Characteristics of a good catalog
What makes a good catalog?
The user point of view
- Complies with international metadata standard. International XML metadata standards such as the DDI and the Dublin Core considerably facilitate the production and maintenance of such catalogs.
- Is web-based to facilitate discovery.
- Provides rich metadata, including at the variable level. Survey catalogs become particularly relevant and powerful when the survey metadata provides not only a detailed description of the survey itself (with information on title, primary investigator, sampling, date of data collection, topics, geographic coverage, etc.), but also of each variable with information on variable name and label, categories, literal question, interviewer’s instructions, and definitions. A variable-level catalog can be established relatively easily, using the DDI metadata standard and IHSN tools, in particular the IHSN Microdata Management Toolkit and free NAtional Data Archive (NADA) application.
- Is searchable within all relevant fields of the study. Within the DDI framework, this means the catalog should be searchable within both the study (title, year, country, organization) and variable (variable name, variable label, variable value label) description fields. The catalog should provide user-friendly full text search functionalities.
- Provides clear information on the policies and procedures for accessing the data.
- Provides a list and direct access to reference materials (questionnaires, manuals, reports).
- Includes a “search by topic” compliant with a standard taxonomy of topics. To facilitate the exchange of information among catalogs, the data archive community has developed a thesaurus to describe the topics covered by the datasets listed in their respective catalogs. A thesaurus is a set of terms or concepts used to describe objects like datasets, variables, books, etc. The terms in a thesaurus are normally organized as a hierarchy, with broader terms being parents to narrower terms. Usually, a thesaurus will include parallel terms and synonyms, allowing users to find what they are looking for, even when they are not using the preferred terms. Many archives use a thesaurus when adding keywords at the study level or concepts at the variable level. The use of a thesaurus will encourage consistency by ensuring that the same terms are selected when describing identical objects. Moreover, if users have access to the thesaurus when searching for data, there is a greater chance that they will use terms and concepts that return the most relevant list of hits. An example of the use of a thesaurus is the catalog maintained by the Council of European Social Science Data Archives (CESSDA), an umbrella organization for social science data archives across Europe.
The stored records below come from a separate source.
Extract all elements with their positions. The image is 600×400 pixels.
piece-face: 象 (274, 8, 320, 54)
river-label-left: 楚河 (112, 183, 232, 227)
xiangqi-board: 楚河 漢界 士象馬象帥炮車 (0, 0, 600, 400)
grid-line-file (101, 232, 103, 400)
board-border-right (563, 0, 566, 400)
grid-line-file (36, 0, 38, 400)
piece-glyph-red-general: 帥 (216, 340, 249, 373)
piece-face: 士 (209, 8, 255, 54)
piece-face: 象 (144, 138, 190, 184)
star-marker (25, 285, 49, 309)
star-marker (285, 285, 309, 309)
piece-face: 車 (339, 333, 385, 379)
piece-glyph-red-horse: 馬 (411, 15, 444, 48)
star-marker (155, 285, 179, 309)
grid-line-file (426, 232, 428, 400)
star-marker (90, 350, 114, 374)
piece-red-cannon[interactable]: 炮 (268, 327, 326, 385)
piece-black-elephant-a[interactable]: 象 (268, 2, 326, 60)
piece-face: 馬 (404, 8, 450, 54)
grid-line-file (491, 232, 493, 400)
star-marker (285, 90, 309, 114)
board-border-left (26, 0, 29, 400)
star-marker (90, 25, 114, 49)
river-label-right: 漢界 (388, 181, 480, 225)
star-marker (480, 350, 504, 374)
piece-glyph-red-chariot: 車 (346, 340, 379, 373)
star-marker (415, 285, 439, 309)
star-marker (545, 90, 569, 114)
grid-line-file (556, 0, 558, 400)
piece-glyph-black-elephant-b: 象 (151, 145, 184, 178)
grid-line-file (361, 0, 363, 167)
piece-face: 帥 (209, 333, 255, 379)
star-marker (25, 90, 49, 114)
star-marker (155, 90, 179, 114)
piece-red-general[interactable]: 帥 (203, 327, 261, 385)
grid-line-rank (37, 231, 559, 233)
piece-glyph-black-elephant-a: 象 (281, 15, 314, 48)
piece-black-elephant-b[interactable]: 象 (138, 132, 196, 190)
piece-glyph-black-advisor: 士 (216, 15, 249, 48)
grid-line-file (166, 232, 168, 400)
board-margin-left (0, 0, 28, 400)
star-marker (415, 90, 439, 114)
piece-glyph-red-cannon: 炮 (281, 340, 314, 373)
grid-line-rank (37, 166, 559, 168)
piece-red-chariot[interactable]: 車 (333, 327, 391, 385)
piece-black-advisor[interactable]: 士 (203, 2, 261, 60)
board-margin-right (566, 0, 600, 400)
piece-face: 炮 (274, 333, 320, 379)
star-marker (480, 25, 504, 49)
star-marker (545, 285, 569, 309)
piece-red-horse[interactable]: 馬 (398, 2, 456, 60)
- Is capable of displaying the results of searches quickly, even in large catalogs. This implies an efficient indexing system.
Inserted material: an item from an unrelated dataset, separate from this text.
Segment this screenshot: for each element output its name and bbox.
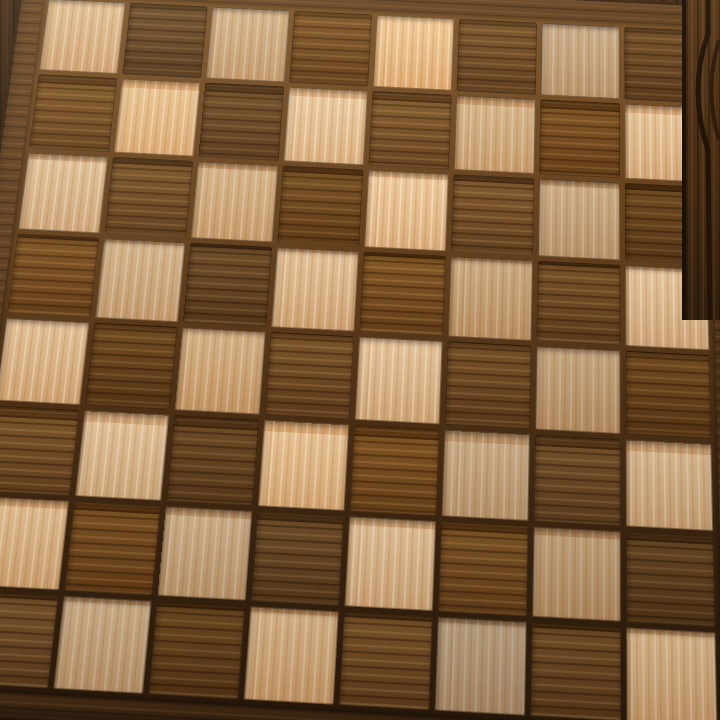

- Provide a means to compare catalog items. This is useful in comparing variables in standardized surveys or surveys for which multiple versions of the same study have been uploaded.
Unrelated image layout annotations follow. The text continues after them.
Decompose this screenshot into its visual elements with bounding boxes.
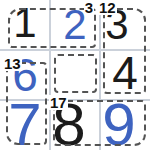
cell-r3c1[interactable]: 7 [0,100,50,150]
cage-sum-label-12: 12 [98,0,117,15]
cage-sum-label-3: 3 [84,0,94,15]
cell-grid: 1 2 3 6 4 7 8 9 [0,0,150,150]
cage-sum-label-17: 17 [49,95,68,110]
cage-sum-label-13: 13 [3,56,22,71]
killer-sudoku-board: 1 2 3 6 4 7 8 9 3 12 13 17 [0,0,150,150]
cell-r1c1[interactable]: 1 [0,0,50,48]
cell-r3c3[interactable]: 9 [94,100,144,150]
- Provides easily visible information on access policies for each study. For example, it will indicate whether the microdata are available and, if so, provide clear instructions on how to obtain them.
- Provide good on-screen help for users.
- Provide a means to link catalog items to external web site resources as well as to allow the attaching of additional information, such as bibliographic references to publications that have used the study.
The administrator's point of view
- Provides a secure environment for storing and sharing data and metadata.
- Provides tools to manage the microdata access process. This ranges from automated approval for microdata with no access restrictions, to systems for managing and processing applications for which vetting is required before access is granted.
- Provides a solution for sharing public use files and licensed files.
- Provides a secure means for sharing microdata and documentation, thus increasing end-user access.
- Collects information on uses and users of the catalog: data downloaded, and, where required, the purpose for which data are used. Such records are useful for the sponsors of studies, as they provide a means to gauge the use of the microdata. Such records are also useful to users, as they ensure users are informed when new versions of the data are published or when changes are made to studies they have downloaded.